La Cruz, parada obligatoria
Todos los que hemos recibido el don de sabernos amados por Dios, paso previo a poder amarle, tenemos por delante un camino largo hacia nuestro destino final, que no es otro que la eternidad en compañía de Aquél que nos amó primero. Y en dicho camino, hay una estación inevitable, en la que habremos de parar varias veces: se trata de la cruz.
No hay salvación sin cruz. No hay redención sin sacrificio, sin renuncia, sin pasión. De la cruz de Cristo emana toda la gracia salvífica que Dios pone a nuestra disposición.
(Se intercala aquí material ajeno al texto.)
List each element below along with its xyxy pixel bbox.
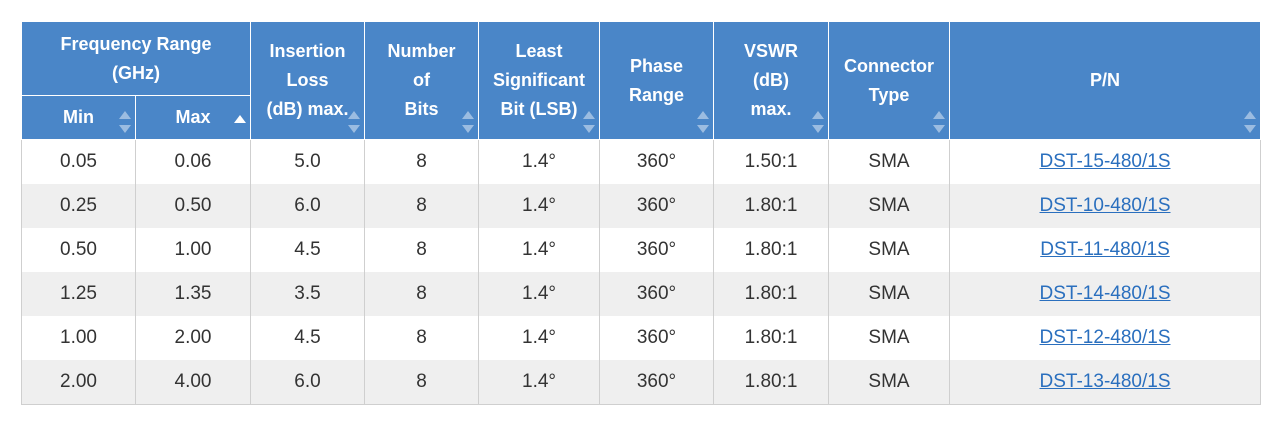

Nuestra cruz es nada sin la Cruz del Calvario. Pero precisamente es gracias a la Cruz que Cristo llevó sobre sus hombros y en la que fue clavado, que nuestras cruces personales adquieren sentido.
Partimos de un hecho evidente. La cruz no es agradable desde un punto de vista humano. Si Cristo mismo pidió al Padre que pasara de Él ese cáliz, es normal que nosotros no nos sintamos especialmente dispuestos a pasar por nuestro propio Calvario. Pero el “hágase tu voluntad” del Señor debemos hacerlo nuestro siempre que nos encontremos ante circunstancias difíciles que, en ocasiones, parecen sobrepasar nuestra capacidad humana de sobrellevarlas.